A Operação Zelotes caiu como uma bomba no Conselho Administrativo de Recursos Fiscais (Carf). Depois de deflagradas as buscas e apreensões da Polícia Federal, as sessões de julgamentos marcadas para esta quinta-feira foram suspensas por determinação do presidente do órgão, Carlos Alberto Barreto. Foram canceladas as reuniões da 1ª Seção, que julga multas relativas a Imposto de Renda e CSLL, e da 3ª Turma da Câmara Superior, que analisa questionamentos contra multas de PIS e Cofins. O clima estava tenso entre os presentes, e as perspectivas, pessimistas.
Conselheiros e advogados temem agora que o Carf transforme-se em um órgão de passagem para o Judiciário, como resultado das investigações da PF. Pessoas físicas e até multinacionais recorrem atualmente ao órgão em busca de uma decisão técnica e administrativa sobre autos de infração lavrados pela Receita Federal. Para as empresas há grande vantagem por não ser exigido o depósito em juízo dos valores em discussão enquanto dura o processo na esfera administrativa.
Criado em 2008 e vinculado ao Ministério da Fazenda, o conselho é a última instância administrativa para pessoas físicas e jurídicas questionarem as multas tributárias. A composição é paritária, ou seja, formado por representantes do Fisco – auditores fiscais – e dos contribuintes – advogados tributaristas.

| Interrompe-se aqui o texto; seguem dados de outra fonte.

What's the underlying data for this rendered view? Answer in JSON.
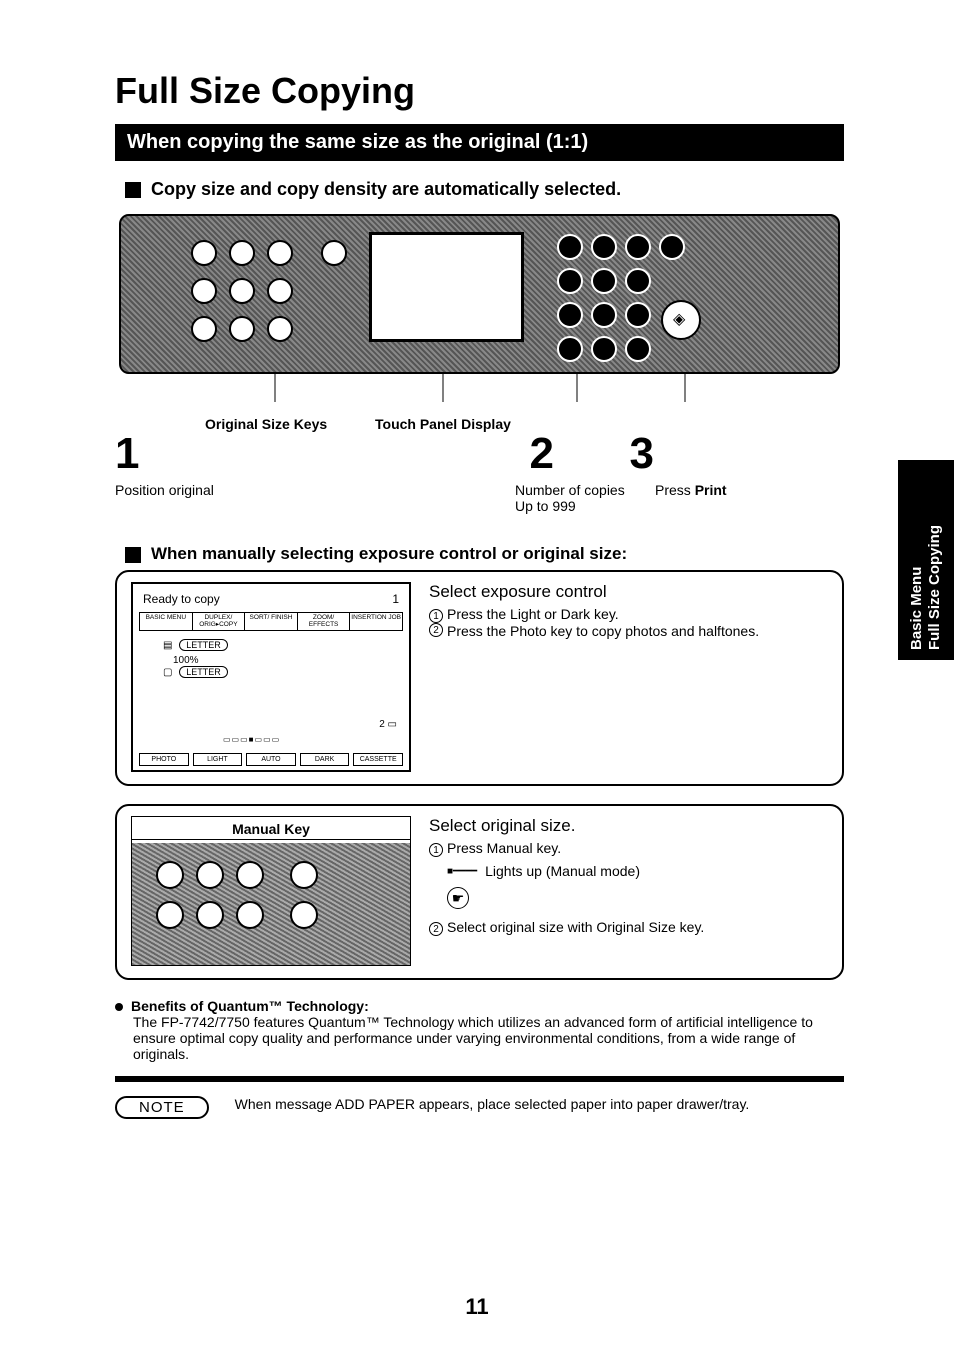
{
  "title": "Full Size Copying",
  "section_header": "When copying the same size as the original (1:1)",
  "auto_line": "Copy size and copy density are automatically selected.",
  "labels": {
    "orig_keys": "Original Size Keys",
    "touch_panel": "Touch Panel Display"
  },
  "steps": {
    "s1_num": "1",
    "s1_text": "Position original",
    "s2_num": "2",
    "s2_text_a": "Number of copies",
    "s2_text_b": "Up to 999",
    "s3_num": "3",
    "s3_text_a": "Press ",
    "s3_text_b": "Print"
  },
  "manual_header": "When manually selecting exposure control or original size:",
  "lcd": {
    "ready": "Ready to copy",
    "count": "1",
    "tabs": [
      "BASIC MENU",
      "DUPLEX/\nORIG▸COPY",
      "SORT/\nFINISH",
      "ZOOM/\nEFFECTS",
      "INSERTION\nJOB"
    ],
    "letter": "LETTER",
    "pct": "100%",
    "tray2": "2",
    "bot": [
      "PHOTO",
      "LIGHT",
      "AUTO",
      "DARK",
      "CASSETTE"
    ]
  },
  "exposure": {
    "title": "Select exposure control",
    "i1": "Press the Light or Dark key.",
    "i2": "Press the Photo key to copy photos and halftones."
  },
  "manual_key_label": "Manual Key",
  "orig_size": {
    "title": "Select original size.",
    "i1": "Press Manual key.",
    "lights": "Lights up (Manual mode)",
    "i2": "Select original size with Original Size key."
  },
  "benefits": {
    "heading": "Benefits of Quantum™ Technology:",
    "body": "The FP-7742/7750 features Quantum™ Technology which utilizes an advanced form of artificial intelligence to ensure optimal copy quality and performance under varying environmental conditions, from a wide range of originals."
  },
  "note": {
    "label": "NOTE",
    "text": "When message ADD PAPER appears, place selected paper into paper drawer/tray."
  },
  "page_number": "11",
  "side_tab": {
    "line1": "Basic Menu",
    "line2": "Full Size Copying"
  }
}
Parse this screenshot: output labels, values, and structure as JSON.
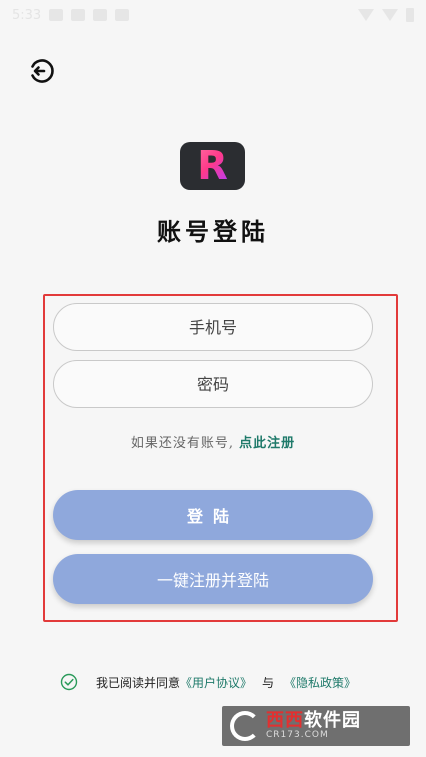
{
  "status_bar": {
    "time": "5:33"
  },
  "header": {
    "back_icon": "back-arrow-icon"
  },
  "logo": {
    "letter": "R"
  },
  "title": "账号登陆",
  "form": {
    "phone_placeholder": "手机号",
    "password_placeholder": "密码",
    "register_prompt": "如果还没有账号, ",
    "register_link": "点此注册",
    "login_label": "登陆",
    "quick_register_label": "一键注册并登陆"
  },
  "agreement": {
    "prefix": "我已阅读并同意",
    "user_agreement": "《用户协议》",
    "and": "与",
    "privacy_policy": "《隐私政策》"
  },
  "watermark": {
    "main_red": "西西",
    "main_rest": "软件园",
    "sub": "CR173.COM"
  },
  "colors": {
    "accent": "#8fa8dc",
    "link": "#1f7a6a",
    "highlight_border": "#e23a3a",
    "check": "#2a9a5a"
  }
}
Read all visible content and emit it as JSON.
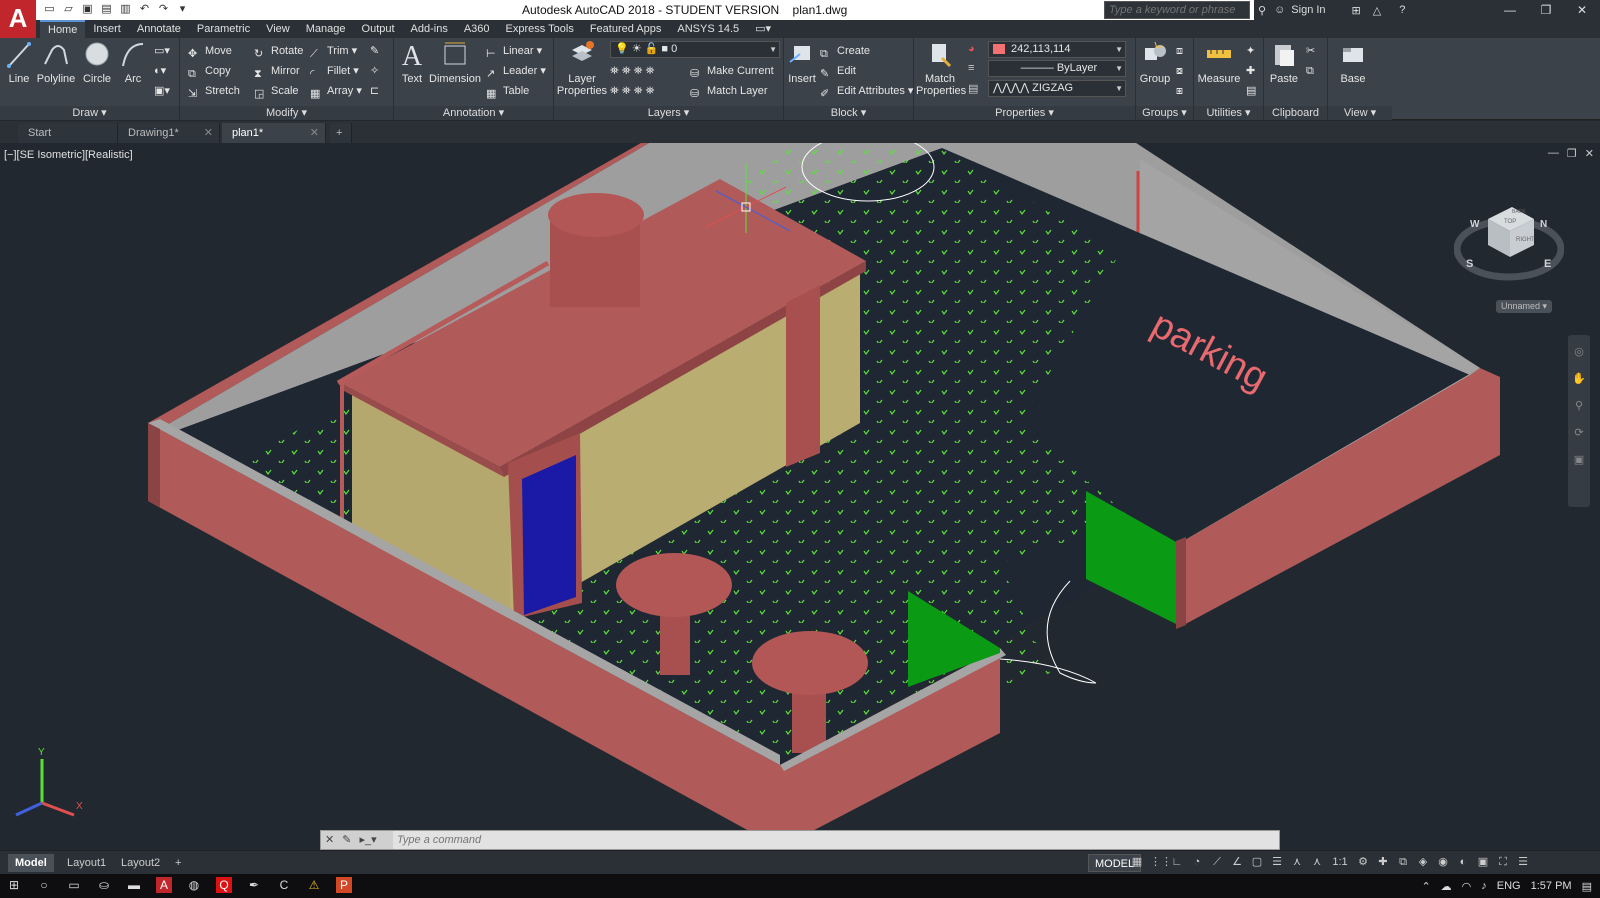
{
  "app": {
    "logo_letter": "A",
    "title": "Autodesk AutoCAD 2018 - STUDENT VERSION    plan1.dwg",
    "search_placeholder": "Type a keyword or phrase",
    "sign_in": "Sign In"
  },
  "ribbon_tabs": [
    "Home",
    "Insert",
    "Annotate",
    "Parametric",
    "View",
    "Manage",
    "Output",
    "Add-ins",
    "A360",
    "Express Tools",
    "Featured Apps",
    "ANSYS 14.5"
  ],
  "ribbon": {
    "draw": {
      "title": "Draw",
      "line": "Line",
      "polyline": "Polyline",
      "circle": "Circle",
      "arc": "Arc"
    },
    "modify": {
      "title": "Modify",
      "move": "Move",
      "rotate": "Rotate",
      "trim": "Trim",
      "copy": "Copy",
      "mirror": "Mirror",
      "fillet": "Fillet",
      "stretch": "Stretch",
      "scale": "Scale",
      "array": "Array"
    },
    "annotation": {
      "title": "Annotation",
      "text": "Text",
      "dimension": "Dimension",
      "linear": "Linear",
      "leader": "Leader",
      "table": "Table"
    },
    "layers": {
      "title": "Layers",
      "layer_properties": "Layer Properties",
      "current_layer": "0",
      "make_current": "Make Current",
      "match_layer": "Match Layer"
    },
    "block": {
      "title": "Block",
      "insert": "Insert",
      "create": "Create",
      "edit": "Edit",
      "edit_attributes": "Edit Attributes"
    },
    "properties": {
      "title": "Properties",
      "match_properties": "Match Properties",
      "color_value": "242,113,114",
      "lineweight": "ByLayer",
      "linetype": "ZIGZAG"
    },
    "groups": {
      "title": "Groups",
      "group": "Group"
    },
    "utilities": {
      "title": "Utilities",
      "measure": "Measure"
    },
    "clipboard": {
      "title": "Clipboard",
      "paste": "Paste"
    },
    "view": {
      "title": "View",
      "base": "Base"
    }
  },
  "doc_tabs": [
    {
      "label": "Start",
      "active": false
    },
    {
      "label": "Drawing1*",
      "active": false
    },
    {
      "label": "plan1*",
      "active": true
    }
  ],
  "viewport": {
    "label": "[−][SE Isometric][Realistic]",
    "scene_text": "parking",
    "viewcube_label": "Unnamed",
    "compass": {
      "south": "S",
      "east": "E",
      "north": "N",
      "west": "W"
    },
    "cube_faces": {
      "top": "TOP",
      "right": "RIGHT",
      "back": "BACK"
    },
    "ucs": {
      "x": "X",
      "y": "Y"
    }
  },
  "command_line": {
    "placeholder": "Type a command"
  },
  "layout_tabs": [
    {
      "label": "Model",
      "active": true
    },
    {
      "label": "Layout1",
      "active": false
    },
    {
      "label": "Layout2",
      "active": false
    }
  ],
  "status": {
    "model": "MODEL",
    "scale": "1:1"
  },
  "tray": {
    "language": "ENG",
    "time": "1:57 PM"
  },
  "colors": {
    "accent": "#5a94d6",
    "wall": "#b05a5a",
    "wall_top": "#9e9e9e",
    "wall_side": "#8a4444",
    "building_body": "#b5a86e",
    "door": "#1a1aa6",
    "gate": "#0a9a14",
    "grass_dot": "#5be03a",
    "parking_text": "#e96a6e",
    "background": "#212830"
  }
}
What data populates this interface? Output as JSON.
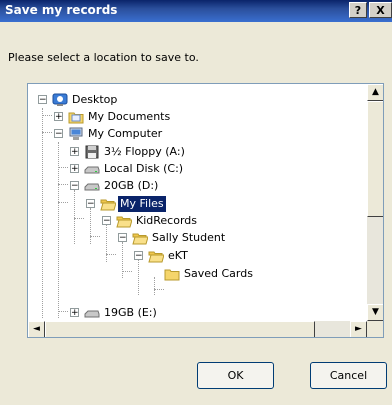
{
  "dialog": {
    "title": "Save my records",
    "help": "?",
    "close": "X",
    "instruction": "Please select a location to save to."
  },
  "tree": {
    "items": [
      {
        "label": "Desktop",
        "icon": "desktop-icon",
        "expander": "−"
      },
      {
        "label": "My Documents",
        "icon": "folder-documents-icon",
        "expander": "+"
      },
      {
        "label": "My Computer",
        "icon": "computer-icon",
        "expander": "−"
      },
      {
        "label": "3½ Floppy (A:)",
        "icon": "floppy-icon",
        "expander": "+"
      },
      {
        "label": "Local Disk (C:)",
        "icon": "drive-icon",
        "expander": "+"
      },
      {
        "label": "20GB (D:)",
        "icon": "drive-icon",
        "expander": "−"
      },
      {
        "label": "My Files",
        "icon": "folder-open-icon",
        "expander": "−",
        "selected": true
      },
      {
        "label": "KidRecords",
        "icon": "folder-open-icon",
        "expander": "−"
      },
      {
        "label": "Sally Student",
        "icon": "folder-open-icon",
        "expander": "−"
      },
      {
        "label": "eKT",
        "icon": "folder-open-icon",
        "expander": "−"
      },
      {
        "label": "Saved Cards",
        "icon": "folder-icon",
        "expander": ""
      },
      {
        "label": "19GB (E:)",
        "icon": "drive-icon",
        "expander": "+"
      }
    ]
  },
  "buttons": {
    "ok": "OK",
    "cancel": "Cancel"
  },
  "colors": {
    "titlebar": "#0a246a",
    "selection": "#0a246a",
    "window_bg": "#ECE9D8"
  }
}
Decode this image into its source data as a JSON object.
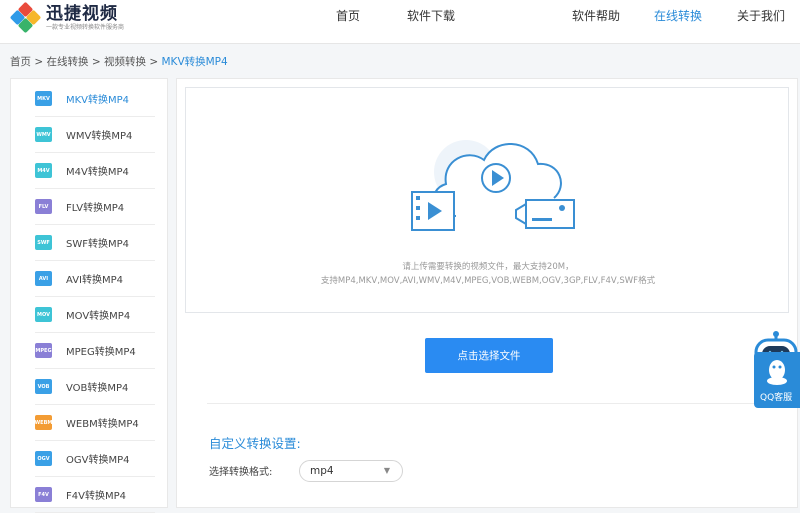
{
  "header": {
    "logo_title": "迅捷视频",
    "logo_subtitle": "一款专业视频转换软件服务商",
    "nav": [
      "首页",
      "软件下载",
      "软件帮助",
      "在线转换",
      "关于我们"
    ],
    "active_nav": "在线转换"
  },
  "breadcrumb": {
    "items": [
      "首页",
      "在线转换",
      "视频转换",
      "MKV转换MP4"
    ],
    "separator": ">"
  },
  "sidebar": {
    "items": [
      {
        "icon": "MKV",
        "label": "MKV转换MP4",
        "color": "#3aa0e6",
        "active": true
      },
      {
        "icon": "WMV",
        "label": "WMV转换MP4",
        "color": "#3ec4d6"
      },
      {
        "icon": "M4V",
        "label": "M4V转换MP4",
        "color": "#3ec4d6"
      },
      {
        "icon": "FLV",
        "label": "FLV转换MP4",
        "color": "#8a7fd6"
      },
      {
        "icon": "SWF",
        "label": "SWF转换MP4",
        "color": "#3ec4d6"
      },
      {
        "icon": "AVI",
        "label": "AVI转换MP4",
        "color": "#3aa0e6"
      },
      {
        "icon": "MOV",
        "label": "MOV转换MP4",
        "color": "#3ec4d6"
      },
      {
        "icon": "MPEG",
        "label": "MPEG转换MP4",
        "color": "#8a7fd6"
      },
      {
        "icon": "VOB",
        "label": "VOB转换MP4",
        "color": "#3aa0e6"
      },
      {
        "icon": "WEBM",
        "label": "WEBM转换MP4",
        "color": "#f39c34"
      },
      {
        "icon": "OGV",
        "label": "OGV转换MP4",
        "color": "#3aa0e6"
      },
      {
        "icon": "F4V",
        "label": "F4V转换MP4",
        "color": "#8a7fd6"
      }
    ]
  },
  "main": {
    "hint_line1": "请上传需要转换的视频文件，最大支持20M，",
    "hint_line2": "支持MP4,MKV,MOV,AVI,WMV,M4V,MPEG,VOB,WEBM,OGV,3GP,FLV,F4V,SWF格式",
    "upload_button": "点击选择文件",
    "settings_title": "自定义转换设置:",
    "format_label": "选择转换格式:",
    "format_value": "mp4"
  },
  "support": {
    "label": "QQ客服"
  },
  "colors": {
    "accent": "#2a8bd8",
    "button": "#2a8bf2"
  }
}
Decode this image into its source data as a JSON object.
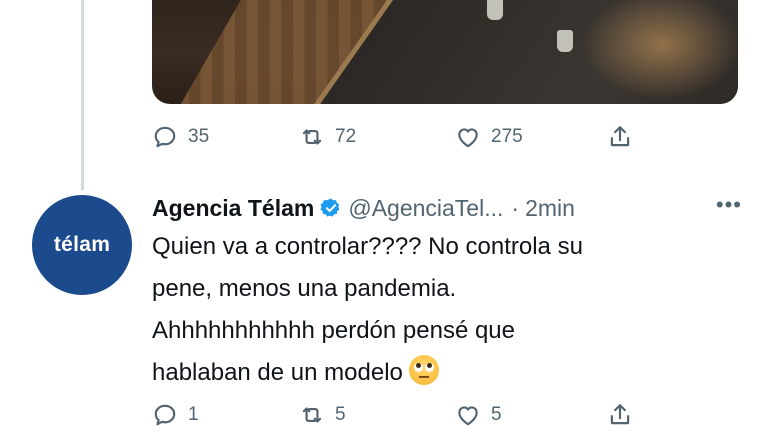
{
  "previous_tweet": {
    "counts": {
      "reply": "35",
      "retweet": "72",
      "like": "275"
    }
  },
  "tweet": {
    "avatar_text": "télam",
    "name": "Agencia Télam",
    "handle": "@AgenciaTel...",
    "separator": "·",
    "time": "2min",
    "more": "•••",
    "lines": [
      "Quien va a controlar???? No controla su",
      "pene, menos una pandemia.",
      "Ahhhhhhhhhhh perdón pensé que",
      "hablaban de un modelo"
    ],
    "counts": {
      "reply": "1",
      "retweet": "5",
      "like": "5"
    }
  },
  "icons": [
    "reply-icon",
    "retweet-icon",
    "like-icon",
    "share-icon",
    "verified-badge-icon",
    "rolling-eyes-emoji"
  ],
  "colors": {
    "muted": "#536471",
    "text": "#0f1419",
    "verified": "#1d9bf0",
    "avatar_bg": "#1b4b8c",
    "thread_line": "#cfd9de"
  }
}
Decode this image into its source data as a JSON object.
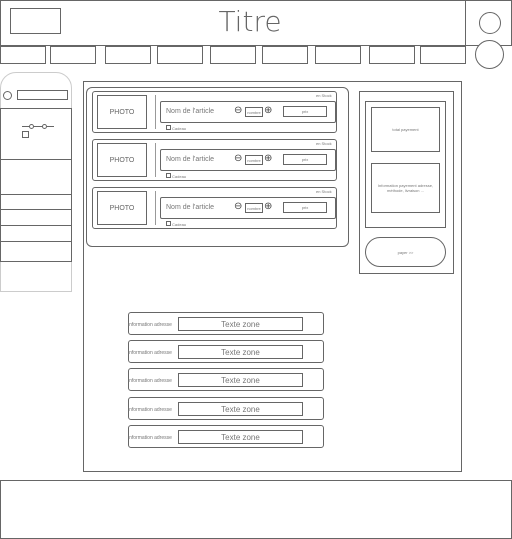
{
  "header": {
    "title": "Titre"
  },
  "nav": {
    "items": [
      "",
      "",
      "",
      "",
      "",
      "",
      "",
      "",
      ""
    ]
  },
  "cart": {
    "items": [
      {
        "photo": "PHOTO",
        "stock": "en Stock",
        "name": "Nom de l'article",
        "qty": "nombre",
        "price": "prix",
        "gift": "Cadeau"
      },
      {
        "photo": "PHOTO",
        "stock": "en Stock",
        "name": "Nom de l'article",
        "qty": "nombre",
        "price": "prix",
        "gift": "Cadeau"
      },
      {
        "photo": "PHOTO",
        "stock": "en Stock",
        "name": "Nom de l'article",
        "qty": "nombre",
        "price": "prix",
        "gift": "Cadeau"
      }
    ]
  },
  "summary": {
    "total": "total payement",
    "info": "Information payement adresse, méthode, livraison ...",
    "pay": "payer >>"
  },
  "address": {
    "rows": [
      {
        "label": "information adresse",
        "value": "Texte zone"
      },
      {
        "label": "information adresse",
        "value": "Texte zone"
      },
      {
        "label": "information adresse",
        "value": "Texte zone"
      },
      {
        "label": "information adresse",
        "value": "Texte zone"
      },
      {
        "label": "information adresse",
        "value": "Texte zone"
      }
    ]
  },
  "icons": {
    "minus": "⊖",
    "plus": "⊕"
  },
  "colors": {
    "line": "#666666",
    "background": "#ffffff"
  }
}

Em caso de derrota, o contribuinte pode recorrer à Justiça. A Fazenda não tem esse direito nas situações em que as multas sejam canceladas ou reduzidas. Em caso de empate de um julgamento, porém, cabe ao representante da Receita Federal o voto de desempate. É o que se chama internamente de voto de qualidade.
Por isso, avaliam fontes, especialmente em casos complexos e com valores altos de autuação, bastaria que um julgador fosse corrompido para desequilibrar as forças.
Com as denúncias de corrupção e o envolvimento de conselheiros e ex-conselheiros no esquema, o receio é de endurecimento do órgão a favor do Fisco.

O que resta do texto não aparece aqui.